Schaffir does not raise these issues with his patients, but he said that patients often bring up their ideas in conversations with him. Among the theories he has heard or read about in existing literature on the subject: Sex can ripen the cervix or lead to uterine contractions. Spicy food and laxatives create intestinal activity that could give the uterus a nudge. Starvation works by making a hungry baby escape the womb in search of food.
Some research has suggested that castor oil as a laxative might indeed help labor start more quickly, but it has drawbacks, including diarrhea and the risk of dehydration for the mother, and increased potential for fetal bowel movements as well.
The one method known to produce a physiological effect related to labor is nipple stimulation, Schaffir noted. This leads to the release of the hormone oxytocin, which can cause uterine contractions.
"These contractions can be hard to control, and there's some potential downside in causing too many contractions," Schaffir said. "It's just not something I recommend because there is no established safe protocol."
The average age of the women trying unprescribed methods was 27.3 years, compared to 30.1 years of age among women who let nature take its course.
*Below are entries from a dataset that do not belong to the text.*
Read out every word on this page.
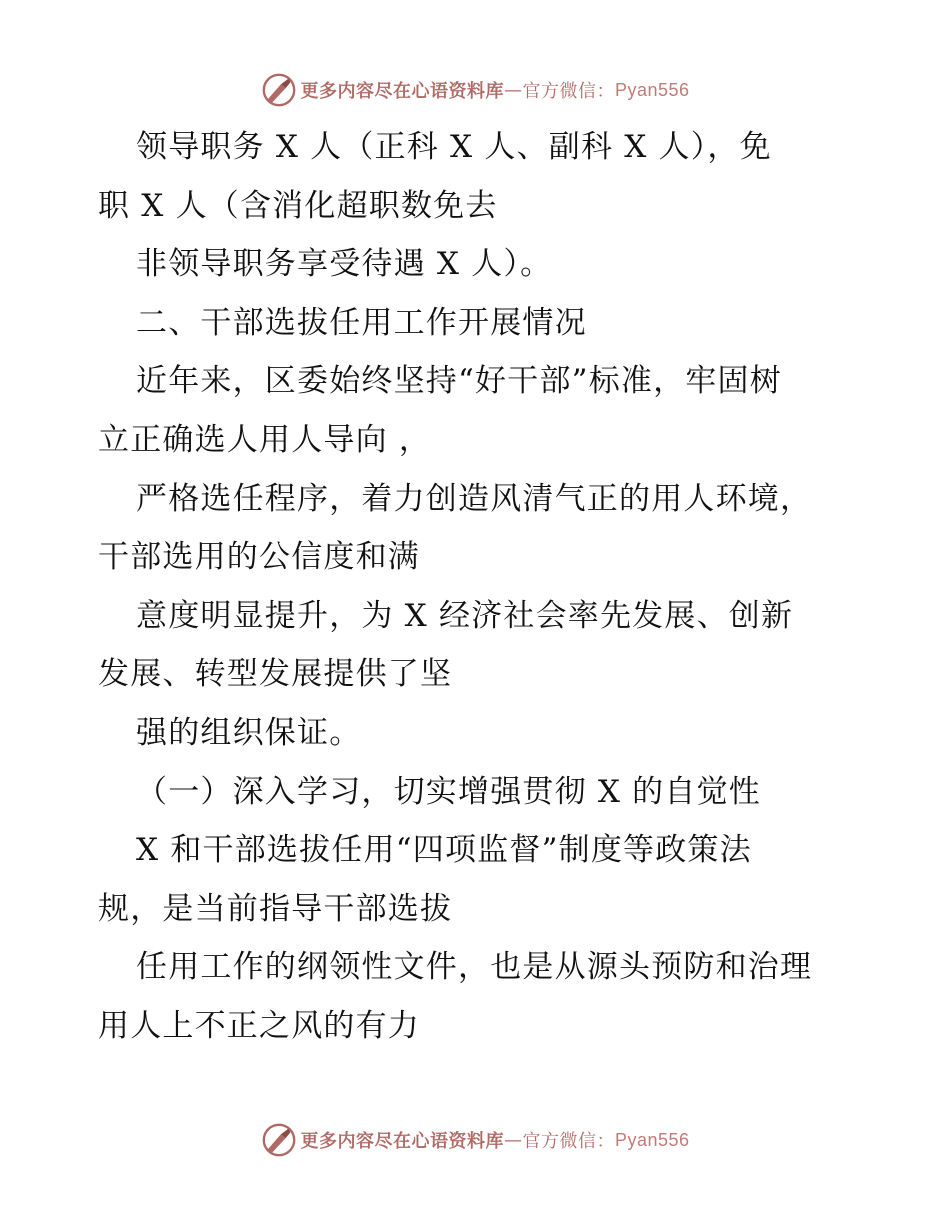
更多内容尽在心语资料库 — 官方微信： Pyan556
领导职务 X 人（正科 X 人、副科 X 人），免
职 X 人（含消化超职数免去
非领导职务享受待遇 X 人）。
二、干部选拔任用工作开展情况
近年来，区委始终坚持“好干部”标准，牢固树
立正确选人用人导向 ，
严格选任程序，着力创造风清气正的用人环境，
干部选用的公信度和满
意度明显提升，为 X 经济社会率先发展、创新
发展、转型发展提供了坚
强的组织保证。
（一）深入学习，切实增强贯彻 X 的自觉性
X 和干部选拔任用“四项监督”制度等政策法
规，是当前指导干部选拔
任用工作的纲领性文件，也是从源头预防和治理
用人上不正之风的有力
更多内容尽在心语资料库 — 官方微信： Pyan556
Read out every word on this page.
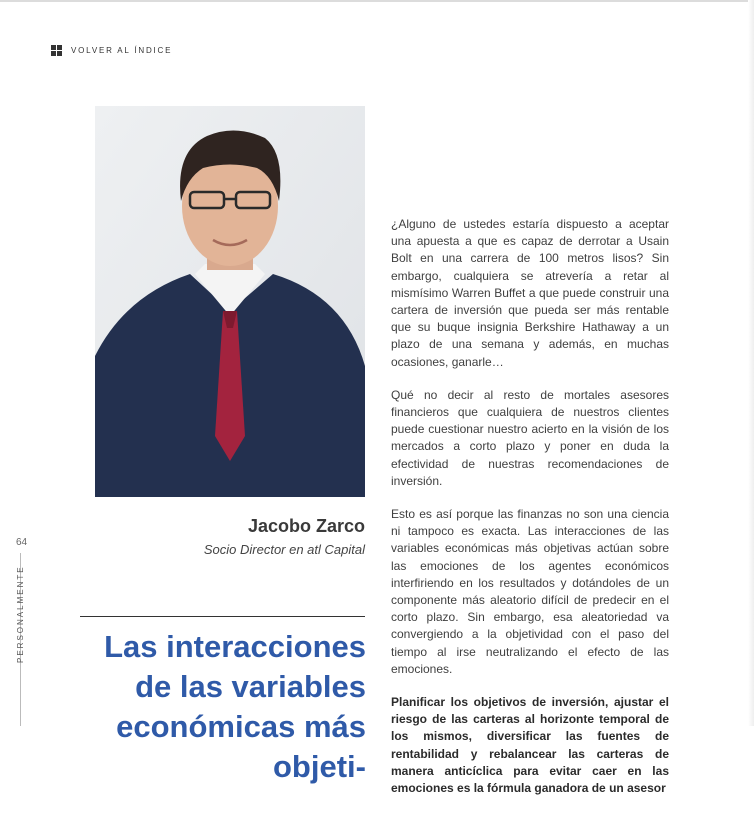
VOLVER AL ÍNDICE
Jacobo Zarco
Socio Director en atl Capital
64
PERSONALMENTE	Las interacciones de las variables económicas más objeti-

¿Alguno de ustedes estaría dispuesto a aceptar una apuesta a que es capaz de derrotar a Usain Bolt en una carrera de 100 metros lisos? Sin embargo, cualquiera se atrevería a retar al mismísimo Warren Buffet a que puede construir una cartera de inversión que pueda ser más rentable que su buque insignia Berkshire Hathaway a un plazo de una semana y además, en muchas ocasiones, ganarle…

Qué no decir al resto de mortales asesores financieros que cualquiera de nuestros clientes puede cuestionar nuestro acierto en la visión de los mercados a corto plazo y poner en duda la efectividad de nuestras recomendaciones de inversión.

Esto es así porque las finanzas no son una ciencia ni tampoco es exacta. Las interacciones de las variables económicas más objetivas actúan sobre las emociones de los agentes económicos interfiriendo en los resultados y dotándoles de un componente más aleatorio difícil de predecir en el corto plazo. Sin embargo, esa aleatoriedad va convergiendo a la objetividad con el paso del tiempo al irse neutralizando el efecto de las emociones.

Planificar los objetivos de inversión, ajustar el riesgo de las carteras al horizonte temporal de los mismos, diversificar las fuentes de rentabilidad y rebalancear las carteras de manera anticíclica para evitar caer en las emociones es la fórmula ganadora de un asesor
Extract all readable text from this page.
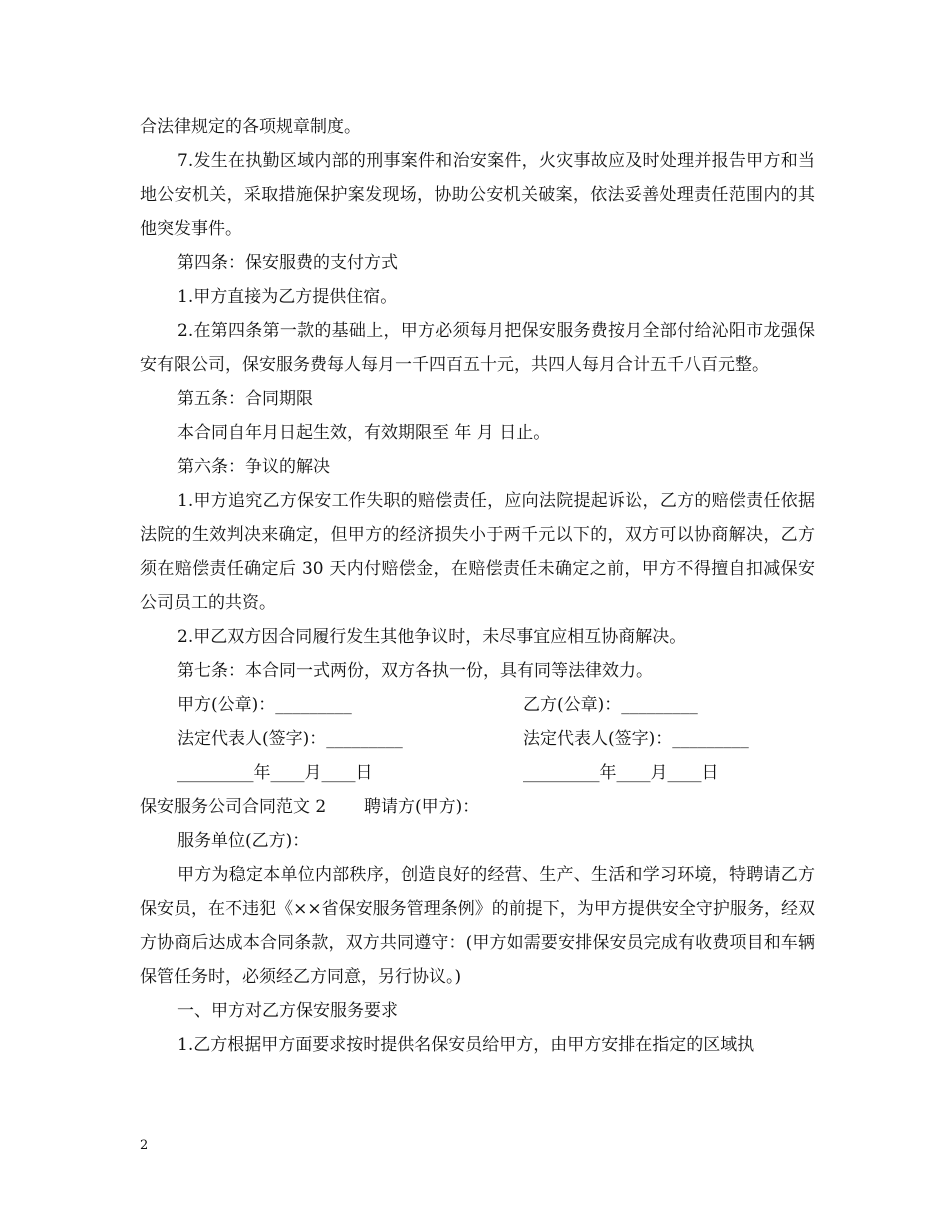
合法律规定的各项规章制度。

7.发生在执勤区域内部的刑事案件和治安案件，火灾事故应及时处理并报告甲方和当地公安机关，采取措施保护案发现场，协助公安机关破案，依法妥善处理责任范围内的其他突发事件。

第四条：保安服费的支付方式

1.甲方直接为乙方提供住宿。

2.在第四条第一款的基础上，甲方必须每月把保安服务费按月全部付给沁阳市龙强保安有限公司，保安服务费每人每月一千四百五十元，共四人每月合计五千八百元整。

第五条：合同期限

本合同自年月日起生效，有效期限至 年 月 日止。

第六条：争议的解决

1.甲方追究乙方保安工作失职的赔偿责任，应向法院提起诉讼，乙方的赔偿责任依据法院的生效判决来确定，但甲方的经济损失小于两千元以下的，双方可以协商解决，乙方须在赔偿责任确定后 30 天内付赔偿金，在赔偿责任未确定之前，甲方不得擅自扣减保安公司员工的共资。

2.甲乙双方因合同履行发生其他争议时，未尽事宜应相互协商解决。

第七条：本合同一式两份，双方各执一份，具有同等法律效力。

甲方(公章)：_________	乙方(公章)：_________
法定代表人(签字)：_________	法定代表人(签字)：_________
_________年____月____日	_________年____月____日

保安服务公司合同范文 2       聘请方(甲方)：

服务单位(乙方)：

甲方为稳定本单位内部秩序，创造良好的经营、生产、生活和学习环境，特聘请乙方保安员，在不违犯《××省保安服务管理条例》的前提下，为甲方提供安全守护服务，经双方协商后达成本合同条款，双方共同遵守：(甲方如需要安排保安员完成有收费项目和车辆保管任务时，必须经乙方同意，另行协议。)

一、甲方对乙方保安服务要求

1.乙方根据甲方面要求按时提供名保安员给甲方，由甲方安排在指定的区域执

2
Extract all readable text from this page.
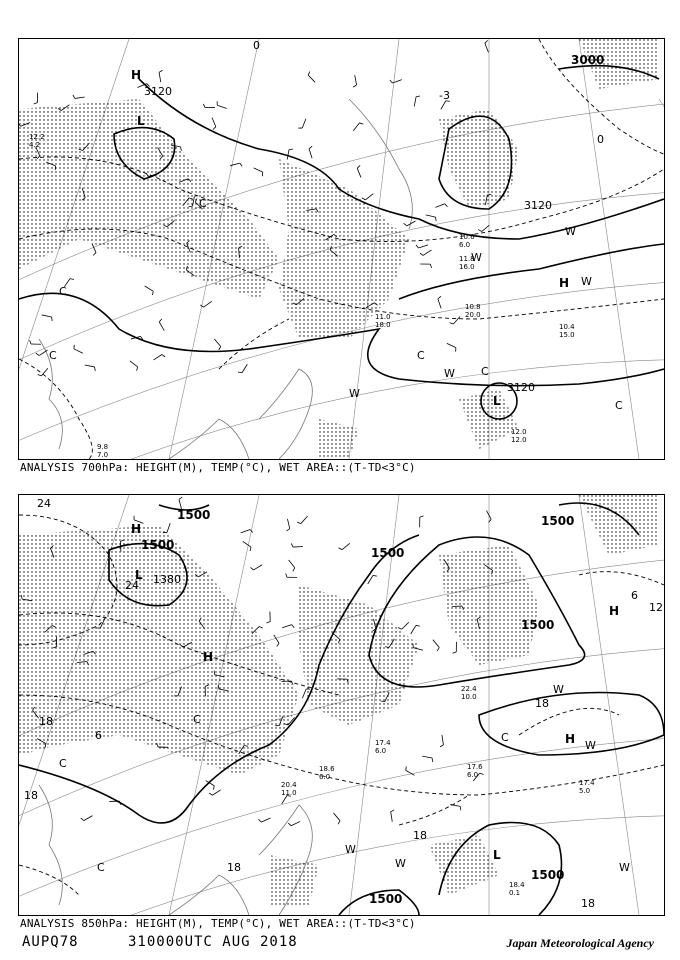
10.8
20.0
10.4
15.0
12.0
12.0
11.0
18.0
11.8
16.0
10.6
6.0
9.8
7.0
12.2
4.2
H
L
H
L
3120
3120
3120
3000
0
0
-3
C
C
C	C
C
C
W
W
W
W
W
ANALYSIS 700hPa: HEIGHT(M), TEMP(°C), WET AREA::(T-TD<3°C)
17.4
5.0
17.6
6.0
18.4
0.1
20.4
11.0
18.6
6.0
22.4
10.0
17.4
6.0
H
L
H
H
H
L
1500
1500
1380
1500
1500
1500
1500
1500
24
24
18
18
18
18
18
18
12
6
6
C
C
C
C
W
W
W
W	W
ANALYSIS 850hPa: HEIGHT(M), TEMP(°C), WET AREA::(T-TD<3°C)
AUPQ78	310000UTC AUG 2018	Japan Meteorological Agency
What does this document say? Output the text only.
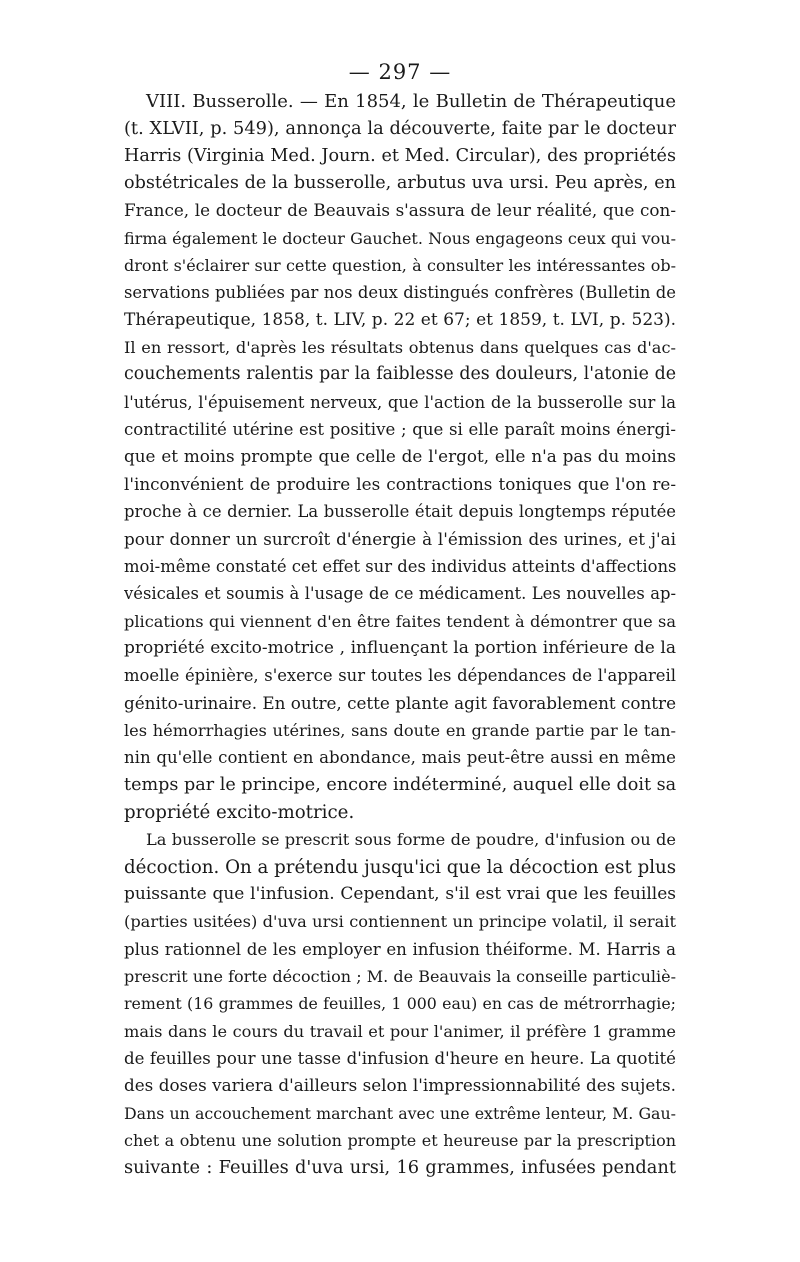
— 297 —
VIII. Busserolle. — En 1854, le Bulletin de Thérapeutique
(t. XLVII, p. 549), annonça la découverte, faite par le docteur
Harris (Virginia Med. Journ. et Med. Circular), des propriétés
obstétricales de la busserolle, arbutus uva ursi. Peu après, en
France, le docteur de Beauvais s'assura de leur réalité, que con-
firma également le docteur Gauchet. Nous engageons ceux qui vou-
dront s'éclairer sur cette question, à consulter les intéressantes ob-
servations publiées par nos deux distingués confrères (Bulletin de
Thérapeutique, 1858, t. LIV, p. 22 et 67; et 1859, t. LVI, p. 523).
Il en ressort, d'après les résultats obtenus dans quelques cas d'ac-
couchements ralentis par la faiblesse des douleurs, l'atonie de
l'utérus, l'épuisement nerveux, que l'action de la busserolle sur la
contractilité utérine est positive ; que si elle paraît moins énergi-
que et moins prompte que celle de l'ergot, elle n'a pas du moins
l'inconvénient de produire les contractions toniques que l'on re-
proche à ce dernier. La busserolle était depuis longtemps réputée
pour donner un surcroît d'énergie à l'émission des urines, et j'ai
moi-même constaté cet effet sur des individus atteints d'affections
vésicales et soumis à l'usage de ce médicament. Les nouvelles ap-
plications qui viennent d'en être faites tendent à démontrer que sa
propriété excito-motrice , influençant la portion inférieure de la
moelle épinière, s'exerce sur toutes les dépendances de l'appareil
génito-urinaire. En outre, cette plante agit favorablement contre
les hémorrhagies utérines, sans doute en grande partie par le tan-
nin qu'elle contient en abondance, mais peut-être aussi en même
temps par le principe, encore indéterminé, auquel elle doit sa
propriété excito-motrice.
La busserolle se prescrit sous forme de poudre, d'infusion ou de
décoction. On a prétendu jusqu'ici que la décoction est plus
puissante que l'infusion. Cependant, s'il est vrai que les feuilles
(parties usitées) d'uva ursi contiennent un principe volatil, il serait
plus rationnel de les employer en infusion théiforme. M. Harris a
prescrit une forte décoction ; M. de Beauvais la conseille particuliè-
rement (16 grammes de feuilles, 1 000 eau) en cas de métrorrhagie;
mais dans le cours du travail et pour l'animer, il préfère 1 gramme
de feuilles pour une tasse d'infusion d'heure en heure. La quotité
des doses variera d'ailleurs selon l'impressionnabilité des sujets.
Dans un accouchement marchant avec une extrême lenteur, M. Gau-
chet a obtenu une solution prompte et heureuse par la prescription
suivante : Feuilles d'uva ursi, 16 grammes, infusées pendant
The study population was mostly white (62.2 percent) or African American (22.9 percent), and no difference in whether the women tried these techniques could be attributed to their race. In general, country of origin and education levels were similar in both groups of women.
Survey respondents reported that their sources of information about trying to trigger labor came from family (41 women), friends (37), physicians (26), the Internet (11), other media (nine) or nurses (six). Forty-six of the women who used one of these methods -- fewer than half -- told their physicians that they had tried to induce labor on their own.
"Regardless of whether these techniques are harmful or indicated, I think it's good for caretakers to know that their patients are trying to do things to make their pregnancy end sooner," Schaffir said.
Schaffir conducted the research with co-authors Zaid Chaudhry, an Ohio State medical student, and Jane Fischer, a staff nurse at Ohio State's Medical Center.